The blind form of the Mexican tetra is different from the surface-dwelling form in a number of ways, including having unpigmented skin, having a better olfactory sense by having taste buds all over its head, and by being able to store four times more energy as fat, allowing it to deal with irregular food supplies more effectively.

Darwin said of sightless fish:
By the time that an animal had reached, after numberless generations, the deepest recesses, disuse will on this view have more or less perfectly obliterated its eyes, and natural selection will often have effected other changes, such as an increase in the length of antennae or palpi, as compensation for blindness.
— Charles Darwin, The Origin of Species (1859)

Modern genetics has made clear that the lack of use does not, in itself, necessitate a feature's disappearance. In this context, the positive genetic benefits have to be considered, i.e., what advantages are obtained by cave-dwelling tetras by losing their eyes? Possible explanations include:
- Not developing eyes allows the individual more energy for growth but not egg production. However the species does use other methods to locate food and detect danger, which also consume energy that would be conserved if it had eyes or transparent eyelids.
- There remains less chance of accidental damage and infection, since the previously useless and exposed organ is sealed with a flap of protective skin. It is unknown why this species did not develop transparent skin or eyelids instead, as some species of reptiles did.
- The lack of eyes disables the "body clock", which is controlled by periods of light and dark, conserving energy. However sunlight does have minimal impact on the "body clock" in caves.

Even if natural selection is positively acting to reduce eye growth, drift is still present.

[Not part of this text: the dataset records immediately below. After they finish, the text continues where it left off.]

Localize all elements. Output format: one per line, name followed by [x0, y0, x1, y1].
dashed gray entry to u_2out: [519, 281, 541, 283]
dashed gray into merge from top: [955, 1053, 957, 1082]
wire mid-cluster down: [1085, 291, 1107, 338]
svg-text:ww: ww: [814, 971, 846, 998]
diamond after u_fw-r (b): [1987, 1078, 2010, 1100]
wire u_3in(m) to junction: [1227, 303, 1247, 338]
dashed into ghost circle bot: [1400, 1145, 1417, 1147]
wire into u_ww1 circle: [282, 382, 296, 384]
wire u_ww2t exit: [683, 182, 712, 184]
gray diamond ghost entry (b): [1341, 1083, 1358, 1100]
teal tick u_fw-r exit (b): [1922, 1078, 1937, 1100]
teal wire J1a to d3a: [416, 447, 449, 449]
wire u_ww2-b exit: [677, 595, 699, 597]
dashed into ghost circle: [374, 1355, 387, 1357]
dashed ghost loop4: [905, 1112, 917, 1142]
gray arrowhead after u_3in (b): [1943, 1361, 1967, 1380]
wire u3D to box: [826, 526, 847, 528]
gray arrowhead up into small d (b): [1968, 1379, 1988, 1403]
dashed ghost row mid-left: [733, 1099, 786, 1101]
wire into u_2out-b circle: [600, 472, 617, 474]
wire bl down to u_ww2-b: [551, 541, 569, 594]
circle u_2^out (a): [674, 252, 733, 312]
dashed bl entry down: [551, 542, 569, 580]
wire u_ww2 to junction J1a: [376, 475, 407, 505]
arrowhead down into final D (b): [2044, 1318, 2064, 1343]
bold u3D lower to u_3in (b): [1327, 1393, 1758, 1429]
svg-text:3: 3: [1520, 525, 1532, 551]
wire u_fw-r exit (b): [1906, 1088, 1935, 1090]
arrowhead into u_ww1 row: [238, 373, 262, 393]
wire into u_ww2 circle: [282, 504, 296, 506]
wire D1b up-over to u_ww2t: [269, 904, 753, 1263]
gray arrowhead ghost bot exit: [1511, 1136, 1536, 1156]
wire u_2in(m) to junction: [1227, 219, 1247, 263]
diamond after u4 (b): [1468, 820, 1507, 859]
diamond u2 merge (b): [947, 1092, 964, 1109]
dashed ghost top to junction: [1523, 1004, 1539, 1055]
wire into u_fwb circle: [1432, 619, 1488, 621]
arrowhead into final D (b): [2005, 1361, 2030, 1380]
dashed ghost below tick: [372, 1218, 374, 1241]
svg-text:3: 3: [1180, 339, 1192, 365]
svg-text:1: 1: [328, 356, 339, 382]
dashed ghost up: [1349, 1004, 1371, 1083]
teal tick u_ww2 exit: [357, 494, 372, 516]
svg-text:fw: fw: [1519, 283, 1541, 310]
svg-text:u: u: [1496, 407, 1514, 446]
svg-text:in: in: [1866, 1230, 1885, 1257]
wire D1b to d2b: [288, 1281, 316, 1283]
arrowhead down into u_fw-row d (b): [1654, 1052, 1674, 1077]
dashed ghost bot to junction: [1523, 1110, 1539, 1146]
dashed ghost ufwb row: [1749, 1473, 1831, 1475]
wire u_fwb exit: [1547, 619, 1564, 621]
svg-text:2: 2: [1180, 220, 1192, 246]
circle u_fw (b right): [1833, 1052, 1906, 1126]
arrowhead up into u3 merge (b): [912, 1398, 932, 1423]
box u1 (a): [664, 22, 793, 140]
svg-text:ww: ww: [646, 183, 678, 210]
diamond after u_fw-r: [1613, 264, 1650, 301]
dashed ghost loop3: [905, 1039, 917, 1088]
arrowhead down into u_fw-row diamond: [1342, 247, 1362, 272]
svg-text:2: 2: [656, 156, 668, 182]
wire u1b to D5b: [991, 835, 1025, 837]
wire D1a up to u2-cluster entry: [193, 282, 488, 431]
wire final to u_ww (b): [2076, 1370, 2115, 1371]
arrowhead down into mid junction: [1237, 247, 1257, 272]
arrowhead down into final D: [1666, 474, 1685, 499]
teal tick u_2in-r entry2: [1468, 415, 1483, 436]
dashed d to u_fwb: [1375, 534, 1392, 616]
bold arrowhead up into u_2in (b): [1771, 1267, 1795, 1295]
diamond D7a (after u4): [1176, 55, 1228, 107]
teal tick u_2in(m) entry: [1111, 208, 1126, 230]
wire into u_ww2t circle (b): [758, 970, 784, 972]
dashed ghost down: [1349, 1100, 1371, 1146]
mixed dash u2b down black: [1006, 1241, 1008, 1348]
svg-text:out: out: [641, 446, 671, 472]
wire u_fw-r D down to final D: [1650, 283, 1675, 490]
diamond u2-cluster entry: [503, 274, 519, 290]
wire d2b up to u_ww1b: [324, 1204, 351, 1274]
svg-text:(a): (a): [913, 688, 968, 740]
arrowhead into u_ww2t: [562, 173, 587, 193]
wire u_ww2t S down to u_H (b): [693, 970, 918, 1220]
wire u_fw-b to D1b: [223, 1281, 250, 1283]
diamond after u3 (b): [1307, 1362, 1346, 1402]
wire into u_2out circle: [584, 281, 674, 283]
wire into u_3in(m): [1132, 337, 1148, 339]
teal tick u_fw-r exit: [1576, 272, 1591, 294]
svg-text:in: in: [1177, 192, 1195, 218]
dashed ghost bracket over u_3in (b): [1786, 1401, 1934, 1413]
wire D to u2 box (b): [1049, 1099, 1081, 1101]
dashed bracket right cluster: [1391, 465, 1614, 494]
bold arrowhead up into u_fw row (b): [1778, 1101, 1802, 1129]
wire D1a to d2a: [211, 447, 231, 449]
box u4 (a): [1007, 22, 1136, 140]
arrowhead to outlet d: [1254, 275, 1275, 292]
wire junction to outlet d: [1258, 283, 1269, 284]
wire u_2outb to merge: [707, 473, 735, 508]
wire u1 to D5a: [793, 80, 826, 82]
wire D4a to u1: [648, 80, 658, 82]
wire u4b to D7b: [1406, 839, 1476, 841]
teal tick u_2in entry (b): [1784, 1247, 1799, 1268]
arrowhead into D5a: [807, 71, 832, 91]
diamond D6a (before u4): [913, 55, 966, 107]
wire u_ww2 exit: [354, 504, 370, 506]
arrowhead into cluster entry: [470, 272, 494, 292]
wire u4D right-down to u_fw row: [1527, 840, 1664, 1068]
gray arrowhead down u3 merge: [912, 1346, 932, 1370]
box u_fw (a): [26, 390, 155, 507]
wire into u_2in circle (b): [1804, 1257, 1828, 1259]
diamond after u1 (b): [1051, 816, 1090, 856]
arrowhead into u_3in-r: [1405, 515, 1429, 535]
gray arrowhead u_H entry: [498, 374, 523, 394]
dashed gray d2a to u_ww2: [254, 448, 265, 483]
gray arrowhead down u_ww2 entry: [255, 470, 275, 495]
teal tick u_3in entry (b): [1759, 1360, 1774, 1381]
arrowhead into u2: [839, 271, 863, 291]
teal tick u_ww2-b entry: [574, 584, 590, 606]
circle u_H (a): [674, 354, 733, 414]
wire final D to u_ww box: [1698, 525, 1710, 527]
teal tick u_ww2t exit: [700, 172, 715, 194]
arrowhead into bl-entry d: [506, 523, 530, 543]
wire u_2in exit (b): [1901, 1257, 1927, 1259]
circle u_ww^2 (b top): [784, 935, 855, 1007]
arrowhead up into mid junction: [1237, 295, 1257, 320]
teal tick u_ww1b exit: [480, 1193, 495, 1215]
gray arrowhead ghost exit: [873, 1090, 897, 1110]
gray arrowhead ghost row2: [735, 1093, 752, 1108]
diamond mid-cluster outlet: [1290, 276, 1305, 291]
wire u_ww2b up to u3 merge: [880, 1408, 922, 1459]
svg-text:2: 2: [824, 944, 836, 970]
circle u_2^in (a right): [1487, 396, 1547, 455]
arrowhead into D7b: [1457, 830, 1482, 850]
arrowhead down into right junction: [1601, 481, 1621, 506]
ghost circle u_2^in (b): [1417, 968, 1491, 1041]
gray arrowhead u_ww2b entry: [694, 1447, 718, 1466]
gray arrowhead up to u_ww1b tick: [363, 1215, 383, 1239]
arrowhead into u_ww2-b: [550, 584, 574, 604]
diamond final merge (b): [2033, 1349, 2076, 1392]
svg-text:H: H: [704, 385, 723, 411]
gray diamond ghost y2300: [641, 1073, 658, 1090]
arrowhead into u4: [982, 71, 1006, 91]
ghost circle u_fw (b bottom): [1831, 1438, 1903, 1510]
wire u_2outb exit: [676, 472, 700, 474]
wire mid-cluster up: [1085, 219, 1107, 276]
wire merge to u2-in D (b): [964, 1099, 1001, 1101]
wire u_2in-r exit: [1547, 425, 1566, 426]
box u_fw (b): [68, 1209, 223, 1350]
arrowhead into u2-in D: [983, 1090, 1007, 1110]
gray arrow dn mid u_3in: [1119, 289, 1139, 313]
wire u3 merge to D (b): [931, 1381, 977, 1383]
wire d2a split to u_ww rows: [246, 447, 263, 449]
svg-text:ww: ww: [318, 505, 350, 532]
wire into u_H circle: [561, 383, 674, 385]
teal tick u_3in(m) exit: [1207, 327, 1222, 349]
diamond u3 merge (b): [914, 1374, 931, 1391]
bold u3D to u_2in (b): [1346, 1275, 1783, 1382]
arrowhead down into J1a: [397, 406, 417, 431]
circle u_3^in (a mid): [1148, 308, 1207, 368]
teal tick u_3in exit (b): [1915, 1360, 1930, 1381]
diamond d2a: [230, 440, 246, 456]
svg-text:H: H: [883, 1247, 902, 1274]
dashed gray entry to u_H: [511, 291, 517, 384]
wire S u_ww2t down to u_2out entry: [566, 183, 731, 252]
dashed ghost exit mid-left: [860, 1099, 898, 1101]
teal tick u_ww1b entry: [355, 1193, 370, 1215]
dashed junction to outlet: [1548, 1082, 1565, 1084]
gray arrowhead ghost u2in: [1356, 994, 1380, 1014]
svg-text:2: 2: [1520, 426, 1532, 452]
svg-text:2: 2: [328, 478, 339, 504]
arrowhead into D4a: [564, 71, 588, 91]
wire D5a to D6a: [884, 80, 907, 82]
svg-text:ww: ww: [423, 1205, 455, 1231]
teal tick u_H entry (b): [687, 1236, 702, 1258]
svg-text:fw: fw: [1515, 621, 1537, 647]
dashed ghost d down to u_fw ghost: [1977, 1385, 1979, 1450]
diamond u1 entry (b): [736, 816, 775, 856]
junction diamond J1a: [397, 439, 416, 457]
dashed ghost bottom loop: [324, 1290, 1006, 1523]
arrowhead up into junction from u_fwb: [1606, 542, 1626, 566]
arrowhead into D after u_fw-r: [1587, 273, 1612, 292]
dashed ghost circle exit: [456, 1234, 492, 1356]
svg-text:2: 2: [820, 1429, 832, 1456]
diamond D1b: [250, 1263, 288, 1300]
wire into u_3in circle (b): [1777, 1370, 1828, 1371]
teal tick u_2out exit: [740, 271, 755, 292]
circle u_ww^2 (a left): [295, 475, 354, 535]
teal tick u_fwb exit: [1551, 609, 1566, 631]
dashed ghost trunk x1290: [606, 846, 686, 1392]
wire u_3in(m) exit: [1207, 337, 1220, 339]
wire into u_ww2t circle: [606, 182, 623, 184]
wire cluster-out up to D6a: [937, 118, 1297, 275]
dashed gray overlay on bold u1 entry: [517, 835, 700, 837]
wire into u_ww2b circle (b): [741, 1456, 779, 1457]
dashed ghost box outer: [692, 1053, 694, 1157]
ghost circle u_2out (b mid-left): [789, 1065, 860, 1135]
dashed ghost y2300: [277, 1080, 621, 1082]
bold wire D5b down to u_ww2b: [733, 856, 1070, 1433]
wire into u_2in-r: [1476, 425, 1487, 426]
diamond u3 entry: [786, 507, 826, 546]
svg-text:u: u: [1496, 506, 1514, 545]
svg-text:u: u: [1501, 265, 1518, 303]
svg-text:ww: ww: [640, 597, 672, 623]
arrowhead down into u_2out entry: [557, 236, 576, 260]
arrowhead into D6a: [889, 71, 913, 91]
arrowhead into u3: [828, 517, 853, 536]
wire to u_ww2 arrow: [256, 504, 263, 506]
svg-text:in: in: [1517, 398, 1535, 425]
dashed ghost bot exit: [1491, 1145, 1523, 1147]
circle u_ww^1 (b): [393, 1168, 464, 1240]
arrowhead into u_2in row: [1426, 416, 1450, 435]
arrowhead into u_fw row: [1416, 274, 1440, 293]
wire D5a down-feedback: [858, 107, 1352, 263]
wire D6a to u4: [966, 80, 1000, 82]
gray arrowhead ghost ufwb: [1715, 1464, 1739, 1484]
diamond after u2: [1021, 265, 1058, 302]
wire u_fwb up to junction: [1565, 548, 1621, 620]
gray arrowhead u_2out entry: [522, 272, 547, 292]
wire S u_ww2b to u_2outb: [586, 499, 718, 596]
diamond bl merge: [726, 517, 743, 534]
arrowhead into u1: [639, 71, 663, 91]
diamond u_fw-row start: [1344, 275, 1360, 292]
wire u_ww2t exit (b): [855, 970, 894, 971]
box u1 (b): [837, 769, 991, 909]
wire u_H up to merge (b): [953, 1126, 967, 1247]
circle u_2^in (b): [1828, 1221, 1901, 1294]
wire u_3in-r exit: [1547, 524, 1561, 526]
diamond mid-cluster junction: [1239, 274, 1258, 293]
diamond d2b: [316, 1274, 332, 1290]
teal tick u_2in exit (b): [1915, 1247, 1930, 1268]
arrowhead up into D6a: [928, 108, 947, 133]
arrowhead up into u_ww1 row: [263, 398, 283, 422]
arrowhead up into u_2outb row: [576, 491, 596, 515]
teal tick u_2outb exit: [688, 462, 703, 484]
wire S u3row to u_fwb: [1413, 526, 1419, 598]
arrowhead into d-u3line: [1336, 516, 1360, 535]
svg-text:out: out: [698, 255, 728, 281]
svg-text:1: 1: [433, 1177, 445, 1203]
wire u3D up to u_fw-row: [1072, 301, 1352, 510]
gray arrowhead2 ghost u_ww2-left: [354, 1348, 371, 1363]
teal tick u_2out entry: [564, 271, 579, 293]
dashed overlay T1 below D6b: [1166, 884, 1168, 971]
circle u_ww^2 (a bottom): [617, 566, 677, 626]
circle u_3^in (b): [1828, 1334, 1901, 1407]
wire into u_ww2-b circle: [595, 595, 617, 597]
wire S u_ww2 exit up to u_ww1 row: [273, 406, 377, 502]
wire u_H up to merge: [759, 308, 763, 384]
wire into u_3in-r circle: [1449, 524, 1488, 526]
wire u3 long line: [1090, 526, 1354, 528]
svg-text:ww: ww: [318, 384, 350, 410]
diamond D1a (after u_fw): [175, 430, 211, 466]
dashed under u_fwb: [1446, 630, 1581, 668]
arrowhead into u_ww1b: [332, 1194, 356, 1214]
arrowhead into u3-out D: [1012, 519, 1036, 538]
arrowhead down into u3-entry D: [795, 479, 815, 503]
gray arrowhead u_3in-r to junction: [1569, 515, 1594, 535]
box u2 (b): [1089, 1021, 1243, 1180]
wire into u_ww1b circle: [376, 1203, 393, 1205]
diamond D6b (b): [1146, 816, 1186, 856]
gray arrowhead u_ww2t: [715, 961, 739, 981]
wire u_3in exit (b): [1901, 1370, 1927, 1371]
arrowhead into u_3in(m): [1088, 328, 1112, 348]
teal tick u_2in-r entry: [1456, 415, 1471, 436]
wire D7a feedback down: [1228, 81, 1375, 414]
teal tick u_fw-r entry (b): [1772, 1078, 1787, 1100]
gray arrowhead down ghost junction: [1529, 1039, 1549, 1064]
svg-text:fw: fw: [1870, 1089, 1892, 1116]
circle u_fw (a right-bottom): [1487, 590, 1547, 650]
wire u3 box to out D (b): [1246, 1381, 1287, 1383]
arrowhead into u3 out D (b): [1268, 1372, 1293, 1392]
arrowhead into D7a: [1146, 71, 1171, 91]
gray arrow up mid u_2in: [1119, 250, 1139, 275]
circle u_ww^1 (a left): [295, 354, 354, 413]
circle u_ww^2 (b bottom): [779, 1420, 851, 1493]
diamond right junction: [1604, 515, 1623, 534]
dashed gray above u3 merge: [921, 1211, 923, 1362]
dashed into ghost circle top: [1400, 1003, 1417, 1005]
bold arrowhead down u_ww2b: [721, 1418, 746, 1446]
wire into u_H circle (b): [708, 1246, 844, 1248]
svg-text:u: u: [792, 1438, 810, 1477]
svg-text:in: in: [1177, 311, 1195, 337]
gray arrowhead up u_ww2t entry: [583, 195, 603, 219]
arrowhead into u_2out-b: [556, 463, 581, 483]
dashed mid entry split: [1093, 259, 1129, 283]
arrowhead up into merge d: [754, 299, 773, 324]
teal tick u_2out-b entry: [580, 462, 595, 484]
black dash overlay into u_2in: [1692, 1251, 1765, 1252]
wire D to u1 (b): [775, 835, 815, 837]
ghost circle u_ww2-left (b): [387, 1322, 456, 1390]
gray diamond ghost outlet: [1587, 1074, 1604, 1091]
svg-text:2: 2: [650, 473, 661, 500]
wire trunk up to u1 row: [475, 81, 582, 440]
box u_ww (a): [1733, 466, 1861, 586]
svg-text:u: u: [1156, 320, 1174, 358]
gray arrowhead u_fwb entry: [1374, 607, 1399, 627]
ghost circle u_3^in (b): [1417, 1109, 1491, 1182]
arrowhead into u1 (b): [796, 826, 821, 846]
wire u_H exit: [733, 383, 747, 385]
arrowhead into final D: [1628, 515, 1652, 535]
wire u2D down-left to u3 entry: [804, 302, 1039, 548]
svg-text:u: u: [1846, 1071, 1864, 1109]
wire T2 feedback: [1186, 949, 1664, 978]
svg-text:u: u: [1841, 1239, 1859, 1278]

Another likely explanation for the loss of its eyes is that of selective neutrality and genetic drift; in the dark environment of the cave, the eyes are neither advantageous nor disadvantageous and thus any genetic factors that might impair the eyes (or their development) can take hold with no consequence on the individual or species. Because there is no selection pressure for sight in this environment, any number of genetic abnormalities that give rise to the damage or loss of eyes could proliferate among the population with no effect on the fitness of the population.

Among some creationists, the cave tetra is seen as "evidence against" evolution. One argument claims this is an instance of "devolution"—showing an evolutionary trend of decreasing complexity. However, evolution is a non-directional process, and while increased complexity is a common effect, there is no reason why evolution cannot tend towards simplicity.

Inhibition of the HSP90 protein has a dramatic effect in the development of the blind tetra.

===In the aquarium===
The blind cave tetras seen in the aquarium trade are all based on stock collected in the Cueva Chica Cave in the southern part of the Sierra del Abra system in 1936. These were sent to an aquarium company in Texas, who soon started to distribute them to aquarists. Since then, these have been selectively bred for their troglomorphic traits. Today large numbers are bred at commercial facilities, especially in Asia.

The blind cave tetra is a hardy species. Their lack of sight does not hinder their ability to locate food. They prefer subdued lighting with a rocky substrate, like gravel, mimicking their natural environment. They become semi-aggressive as they age, and are by nature schooling fish. Experiments have shown that keeping these fish in bright aquarium set-ups has no effect on the development of the skin flap that forms over their eyes as they grow.